Essa carta tem a intenção de chamar a atenção para essa realidade e evitar a ocorrência de um gerontocídio cruel e desumano. É necessário que as autoridades e a mídia se unam e ajudem a desvelar essa realidade que, apesar de presente, é oculta e desconhecida da maioria da população.
Nós estamos gritando pela atenção a essas pessoas que, em sua maioria, não podem mais gritar por ajuda e estão esquecidos nesses locais. É necessária uma ação imediata pois eles não possuem reserva para resistir sem ajuda.
Isso ocorre de forma especial nas instituições que são pequenas, muitas delas ilegais e desconhecidas. Existem em todo o país e precisam ser vistas e ajudadas nesse momento.
Em alguns municípios, como SP, existem equipamentos sociossanitários para pessoas idosas, também chamados equipamentos híbridos, de gestão municipal, deixando de incluir outras instituições como filantrópicas ou privadas (RESOLUÇÃO No 001/2020-SMS-SMADS) que estão sendo acompanhados e, ao menos a metade deles refere estar conseguindo dar conta das demandas apresentadas. E os outros 50%?
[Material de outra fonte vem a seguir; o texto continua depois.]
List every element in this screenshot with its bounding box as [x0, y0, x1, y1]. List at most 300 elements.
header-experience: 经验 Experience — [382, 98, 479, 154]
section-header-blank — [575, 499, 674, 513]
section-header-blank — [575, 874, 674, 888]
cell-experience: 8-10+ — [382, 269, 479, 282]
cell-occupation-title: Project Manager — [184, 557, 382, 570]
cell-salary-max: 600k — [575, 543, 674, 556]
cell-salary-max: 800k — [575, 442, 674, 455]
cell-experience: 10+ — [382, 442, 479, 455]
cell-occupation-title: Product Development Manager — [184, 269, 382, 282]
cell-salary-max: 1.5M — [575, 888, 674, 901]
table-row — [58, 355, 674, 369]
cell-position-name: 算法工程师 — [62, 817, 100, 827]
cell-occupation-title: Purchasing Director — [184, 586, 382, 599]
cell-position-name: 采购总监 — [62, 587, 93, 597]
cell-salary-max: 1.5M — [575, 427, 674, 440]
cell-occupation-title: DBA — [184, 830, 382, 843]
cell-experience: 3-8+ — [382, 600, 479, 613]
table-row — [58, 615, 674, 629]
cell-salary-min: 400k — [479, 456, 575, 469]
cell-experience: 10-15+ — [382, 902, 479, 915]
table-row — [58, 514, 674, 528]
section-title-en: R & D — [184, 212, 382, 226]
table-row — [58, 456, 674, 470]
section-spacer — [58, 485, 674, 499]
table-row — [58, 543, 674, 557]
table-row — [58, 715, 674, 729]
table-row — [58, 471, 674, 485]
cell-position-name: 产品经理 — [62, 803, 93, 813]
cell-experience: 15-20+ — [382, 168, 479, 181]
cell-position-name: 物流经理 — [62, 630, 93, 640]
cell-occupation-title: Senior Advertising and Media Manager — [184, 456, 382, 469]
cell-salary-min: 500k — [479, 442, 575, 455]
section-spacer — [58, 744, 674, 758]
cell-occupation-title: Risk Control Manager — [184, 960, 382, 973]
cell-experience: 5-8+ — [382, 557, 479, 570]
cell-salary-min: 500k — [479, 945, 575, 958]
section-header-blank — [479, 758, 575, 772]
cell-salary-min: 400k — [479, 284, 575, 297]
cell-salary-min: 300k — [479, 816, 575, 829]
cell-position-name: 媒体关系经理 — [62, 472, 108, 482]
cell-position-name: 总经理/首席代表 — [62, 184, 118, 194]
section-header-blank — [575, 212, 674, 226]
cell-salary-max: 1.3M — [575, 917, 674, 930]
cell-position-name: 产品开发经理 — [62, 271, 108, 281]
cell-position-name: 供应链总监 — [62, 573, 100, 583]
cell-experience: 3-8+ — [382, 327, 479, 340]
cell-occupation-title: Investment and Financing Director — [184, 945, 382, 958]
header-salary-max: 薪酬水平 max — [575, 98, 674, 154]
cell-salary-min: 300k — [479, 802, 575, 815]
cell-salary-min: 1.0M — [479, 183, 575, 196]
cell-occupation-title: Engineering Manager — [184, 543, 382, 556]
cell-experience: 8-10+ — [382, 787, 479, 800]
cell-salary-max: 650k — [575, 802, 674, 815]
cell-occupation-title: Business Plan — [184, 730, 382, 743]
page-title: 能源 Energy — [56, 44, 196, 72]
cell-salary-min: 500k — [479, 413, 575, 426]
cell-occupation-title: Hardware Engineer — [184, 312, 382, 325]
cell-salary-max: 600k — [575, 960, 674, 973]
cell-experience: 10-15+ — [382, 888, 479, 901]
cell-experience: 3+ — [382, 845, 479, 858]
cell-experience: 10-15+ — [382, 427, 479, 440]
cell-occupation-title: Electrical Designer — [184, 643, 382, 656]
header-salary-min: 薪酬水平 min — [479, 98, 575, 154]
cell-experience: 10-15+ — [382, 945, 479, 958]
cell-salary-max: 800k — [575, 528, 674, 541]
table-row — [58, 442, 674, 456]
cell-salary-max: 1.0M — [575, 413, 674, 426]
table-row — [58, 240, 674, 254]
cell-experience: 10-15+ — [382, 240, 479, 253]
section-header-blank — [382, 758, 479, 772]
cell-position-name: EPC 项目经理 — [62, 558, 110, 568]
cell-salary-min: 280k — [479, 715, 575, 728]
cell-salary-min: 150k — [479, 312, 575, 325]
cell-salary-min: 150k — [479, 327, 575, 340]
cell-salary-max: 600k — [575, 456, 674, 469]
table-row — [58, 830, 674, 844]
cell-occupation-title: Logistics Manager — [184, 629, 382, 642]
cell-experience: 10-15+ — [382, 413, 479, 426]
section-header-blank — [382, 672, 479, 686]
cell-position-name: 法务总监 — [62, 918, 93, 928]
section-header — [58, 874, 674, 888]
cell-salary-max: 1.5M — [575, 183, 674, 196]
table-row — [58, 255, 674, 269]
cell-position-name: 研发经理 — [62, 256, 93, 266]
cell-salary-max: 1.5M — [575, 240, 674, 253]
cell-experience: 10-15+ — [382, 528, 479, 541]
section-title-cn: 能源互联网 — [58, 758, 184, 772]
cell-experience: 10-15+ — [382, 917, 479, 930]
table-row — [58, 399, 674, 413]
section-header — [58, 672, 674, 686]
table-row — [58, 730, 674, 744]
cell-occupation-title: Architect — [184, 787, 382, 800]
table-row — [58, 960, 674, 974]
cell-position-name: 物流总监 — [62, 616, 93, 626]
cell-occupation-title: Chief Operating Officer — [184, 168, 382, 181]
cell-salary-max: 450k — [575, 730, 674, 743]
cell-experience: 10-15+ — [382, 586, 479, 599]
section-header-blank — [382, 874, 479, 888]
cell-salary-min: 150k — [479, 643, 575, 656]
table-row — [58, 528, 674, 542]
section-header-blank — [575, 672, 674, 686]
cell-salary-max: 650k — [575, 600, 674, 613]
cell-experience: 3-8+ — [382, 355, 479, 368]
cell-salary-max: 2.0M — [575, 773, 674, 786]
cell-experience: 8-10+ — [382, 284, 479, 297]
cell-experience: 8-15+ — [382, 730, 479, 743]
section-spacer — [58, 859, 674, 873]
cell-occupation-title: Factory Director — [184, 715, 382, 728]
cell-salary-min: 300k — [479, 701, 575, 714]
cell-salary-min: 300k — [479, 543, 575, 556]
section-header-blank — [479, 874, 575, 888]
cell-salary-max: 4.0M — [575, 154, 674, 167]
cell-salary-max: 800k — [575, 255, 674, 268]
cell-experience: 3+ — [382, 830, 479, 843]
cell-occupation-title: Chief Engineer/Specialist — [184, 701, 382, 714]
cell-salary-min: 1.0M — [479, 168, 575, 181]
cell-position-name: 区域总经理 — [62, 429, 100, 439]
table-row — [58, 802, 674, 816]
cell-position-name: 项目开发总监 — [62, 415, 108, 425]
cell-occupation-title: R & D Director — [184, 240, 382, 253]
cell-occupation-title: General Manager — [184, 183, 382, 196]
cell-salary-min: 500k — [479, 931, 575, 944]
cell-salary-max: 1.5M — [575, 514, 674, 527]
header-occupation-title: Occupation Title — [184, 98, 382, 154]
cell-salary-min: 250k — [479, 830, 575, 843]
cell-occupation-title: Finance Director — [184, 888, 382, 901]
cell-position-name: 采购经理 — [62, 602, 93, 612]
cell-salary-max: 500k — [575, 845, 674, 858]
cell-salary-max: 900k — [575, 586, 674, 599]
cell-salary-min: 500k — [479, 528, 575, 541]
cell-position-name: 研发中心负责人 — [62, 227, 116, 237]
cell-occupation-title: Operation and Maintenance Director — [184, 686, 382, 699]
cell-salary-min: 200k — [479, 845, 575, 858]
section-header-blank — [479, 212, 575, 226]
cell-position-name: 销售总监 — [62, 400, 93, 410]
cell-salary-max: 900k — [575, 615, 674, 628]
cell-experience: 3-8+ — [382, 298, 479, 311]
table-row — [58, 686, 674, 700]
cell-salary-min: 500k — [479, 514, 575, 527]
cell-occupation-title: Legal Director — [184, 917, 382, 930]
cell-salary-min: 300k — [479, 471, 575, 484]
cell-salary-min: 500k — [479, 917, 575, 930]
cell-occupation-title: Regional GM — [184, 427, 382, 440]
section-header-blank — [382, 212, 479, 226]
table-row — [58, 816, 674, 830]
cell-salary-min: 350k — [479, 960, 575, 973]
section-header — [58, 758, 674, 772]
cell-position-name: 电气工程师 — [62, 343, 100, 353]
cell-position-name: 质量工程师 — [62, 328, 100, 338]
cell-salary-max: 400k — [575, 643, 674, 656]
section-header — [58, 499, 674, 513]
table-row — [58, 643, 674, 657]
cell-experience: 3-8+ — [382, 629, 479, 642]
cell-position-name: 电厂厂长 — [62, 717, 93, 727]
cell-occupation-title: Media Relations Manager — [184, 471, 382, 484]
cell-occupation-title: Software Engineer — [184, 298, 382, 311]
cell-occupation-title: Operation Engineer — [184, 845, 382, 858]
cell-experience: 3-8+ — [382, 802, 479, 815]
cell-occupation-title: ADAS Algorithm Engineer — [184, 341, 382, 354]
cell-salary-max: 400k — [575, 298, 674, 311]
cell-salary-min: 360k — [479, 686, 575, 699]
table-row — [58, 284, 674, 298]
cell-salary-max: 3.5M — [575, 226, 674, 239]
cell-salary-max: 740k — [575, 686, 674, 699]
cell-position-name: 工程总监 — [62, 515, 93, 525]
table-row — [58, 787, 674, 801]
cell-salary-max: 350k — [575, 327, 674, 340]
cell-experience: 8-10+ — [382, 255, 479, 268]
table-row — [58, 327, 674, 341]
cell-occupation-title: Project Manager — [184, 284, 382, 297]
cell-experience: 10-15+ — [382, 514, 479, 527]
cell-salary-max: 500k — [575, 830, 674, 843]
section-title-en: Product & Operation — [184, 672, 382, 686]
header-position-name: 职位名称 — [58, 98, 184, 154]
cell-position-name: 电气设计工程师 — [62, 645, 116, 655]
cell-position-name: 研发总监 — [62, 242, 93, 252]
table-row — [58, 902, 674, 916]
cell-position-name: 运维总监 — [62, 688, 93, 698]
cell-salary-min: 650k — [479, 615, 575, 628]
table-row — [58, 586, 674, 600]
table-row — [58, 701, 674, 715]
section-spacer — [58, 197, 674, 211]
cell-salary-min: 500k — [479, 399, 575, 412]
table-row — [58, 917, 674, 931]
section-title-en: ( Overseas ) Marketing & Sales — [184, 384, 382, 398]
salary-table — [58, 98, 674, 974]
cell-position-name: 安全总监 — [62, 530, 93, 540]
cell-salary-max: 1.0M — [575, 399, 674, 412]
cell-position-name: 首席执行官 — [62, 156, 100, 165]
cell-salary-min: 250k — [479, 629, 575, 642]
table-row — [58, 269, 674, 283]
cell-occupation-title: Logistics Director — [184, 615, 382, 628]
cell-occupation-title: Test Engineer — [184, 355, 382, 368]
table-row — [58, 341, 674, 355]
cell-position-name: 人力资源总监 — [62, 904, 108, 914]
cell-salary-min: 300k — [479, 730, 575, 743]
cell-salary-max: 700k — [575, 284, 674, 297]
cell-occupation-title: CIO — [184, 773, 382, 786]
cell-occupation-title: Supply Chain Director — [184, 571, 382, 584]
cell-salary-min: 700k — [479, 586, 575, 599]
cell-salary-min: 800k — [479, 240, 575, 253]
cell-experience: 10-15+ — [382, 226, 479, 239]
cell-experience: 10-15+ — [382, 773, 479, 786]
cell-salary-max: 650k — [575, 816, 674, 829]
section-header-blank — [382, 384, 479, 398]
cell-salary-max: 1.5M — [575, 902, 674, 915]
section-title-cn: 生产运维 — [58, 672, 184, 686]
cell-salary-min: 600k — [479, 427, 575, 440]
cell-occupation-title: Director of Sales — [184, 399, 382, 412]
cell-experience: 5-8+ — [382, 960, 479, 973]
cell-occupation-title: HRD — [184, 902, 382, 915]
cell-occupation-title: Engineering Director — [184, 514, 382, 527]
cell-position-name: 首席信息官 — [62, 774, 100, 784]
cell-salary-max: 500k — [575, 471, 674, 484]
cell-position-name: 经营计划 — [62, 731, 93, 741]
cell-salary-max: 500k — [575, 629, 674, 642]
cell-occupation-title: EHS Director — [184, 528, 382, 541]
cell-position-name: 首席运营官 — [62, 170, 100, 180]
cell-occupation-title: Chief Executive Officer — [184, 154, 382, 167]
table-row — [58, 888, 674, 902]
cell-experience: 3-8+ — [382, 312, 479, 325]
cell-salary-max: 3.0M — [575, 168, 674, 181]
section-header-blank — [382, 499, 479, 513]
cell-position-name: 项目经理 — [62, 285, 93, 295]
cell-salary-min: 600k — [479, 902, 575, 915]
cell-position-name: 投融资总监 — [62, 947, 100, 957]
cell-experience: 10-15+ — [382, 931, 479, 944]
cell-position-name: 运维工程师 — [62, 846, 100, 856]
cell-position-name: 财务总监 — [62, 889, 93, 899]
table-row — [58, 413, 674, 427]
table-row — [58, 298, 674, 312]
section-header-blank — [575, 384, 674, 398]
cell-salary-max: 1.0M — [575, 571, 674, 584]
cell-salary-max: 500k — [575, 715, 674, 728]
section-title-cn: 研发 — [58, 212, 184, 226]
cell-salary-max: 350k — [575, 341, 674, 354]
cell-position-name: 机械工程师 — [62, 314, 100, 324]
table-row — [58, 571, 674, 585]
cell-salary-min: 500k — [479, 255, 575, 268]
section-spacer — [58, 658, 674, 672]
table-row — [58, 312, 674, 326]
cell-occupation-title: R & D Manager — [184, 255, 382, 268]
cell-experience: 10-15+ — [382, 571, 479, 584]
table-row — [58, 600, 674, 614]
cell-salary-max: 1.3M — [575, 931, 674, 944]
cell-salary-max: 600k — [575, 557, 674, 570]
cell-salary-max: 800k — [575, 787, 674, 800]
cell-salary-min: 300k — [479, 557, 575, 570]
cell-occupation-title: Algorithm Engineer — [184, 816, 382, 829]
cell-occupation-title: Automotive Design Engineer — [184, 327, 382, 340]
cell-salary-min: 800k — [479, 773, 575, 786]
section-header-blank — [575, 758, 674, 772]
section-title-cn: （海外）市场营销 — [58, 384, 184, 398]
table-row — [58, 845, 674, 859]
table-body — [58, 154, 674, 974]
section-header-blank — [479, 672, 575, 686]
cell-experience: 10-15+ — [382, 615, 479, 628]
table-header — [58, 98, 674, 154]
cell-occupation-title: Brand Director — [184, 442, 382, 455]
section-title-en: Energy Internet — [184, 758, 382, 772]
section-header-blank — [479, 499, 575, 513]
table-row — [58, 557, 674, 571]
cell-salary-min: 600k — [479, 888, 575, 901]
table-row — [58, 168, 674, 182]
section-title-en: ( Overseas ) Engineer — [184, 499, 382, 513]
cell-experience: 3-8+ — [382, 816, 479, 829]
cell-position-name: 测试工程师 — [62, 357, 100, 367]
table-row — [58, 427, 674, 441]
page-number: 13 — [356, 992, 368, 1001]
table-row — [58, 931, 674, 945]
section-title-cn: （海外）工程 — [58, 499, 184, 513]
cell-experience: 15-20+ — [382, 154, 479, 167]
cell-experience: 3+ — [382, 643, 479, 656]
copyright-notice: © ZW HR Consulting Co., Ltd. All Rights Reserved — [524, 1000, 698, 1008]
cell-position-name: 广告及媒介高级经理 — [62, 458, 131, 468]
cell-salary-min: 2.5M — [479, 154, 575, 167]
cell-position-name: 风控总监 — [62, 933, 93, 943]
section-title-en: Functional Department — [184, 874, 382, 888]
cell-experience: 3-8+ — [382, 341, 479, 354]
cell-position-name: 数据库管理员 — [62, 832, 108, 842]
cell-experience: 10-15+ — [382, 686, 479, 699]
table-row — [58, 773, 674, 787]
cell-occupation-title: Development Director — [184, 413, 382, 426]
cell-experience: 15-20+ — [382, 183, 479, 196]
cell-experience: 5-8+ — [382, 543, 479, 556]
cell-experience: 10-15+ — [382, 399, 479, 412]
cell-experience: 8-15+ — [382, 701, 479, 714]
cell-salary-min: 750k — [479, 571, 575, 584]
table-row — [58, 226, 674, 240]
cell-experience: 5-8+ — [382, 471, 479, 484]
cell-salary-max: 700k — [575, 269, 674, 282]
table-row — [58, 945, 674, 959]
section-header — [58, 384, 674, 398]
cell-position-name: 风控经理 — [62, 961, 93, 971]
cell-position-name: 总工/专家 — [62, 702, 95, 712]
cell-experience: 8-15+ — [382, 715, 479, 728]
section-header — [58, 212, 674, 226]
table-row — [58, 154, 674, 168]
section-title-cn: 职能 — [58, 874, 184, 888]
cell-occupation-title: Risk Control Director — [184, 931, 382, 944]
Cabe pois indagar frente a atual situação epidêmica, sobre alternativas que essas pastas realizarão em equipamentos para atenção a idosos não previstos por essa resolução, a saber: ILPIs particulares de pequeno porte, instituições filantrópicas não abrigadas junto à Secretaria de Assistência Social.
Sem tais medidas implantadas com urgência os mais vulneráveis, com maior comprometimento de sua saúde poderão se tornar as vítimas de uma morte anunciada.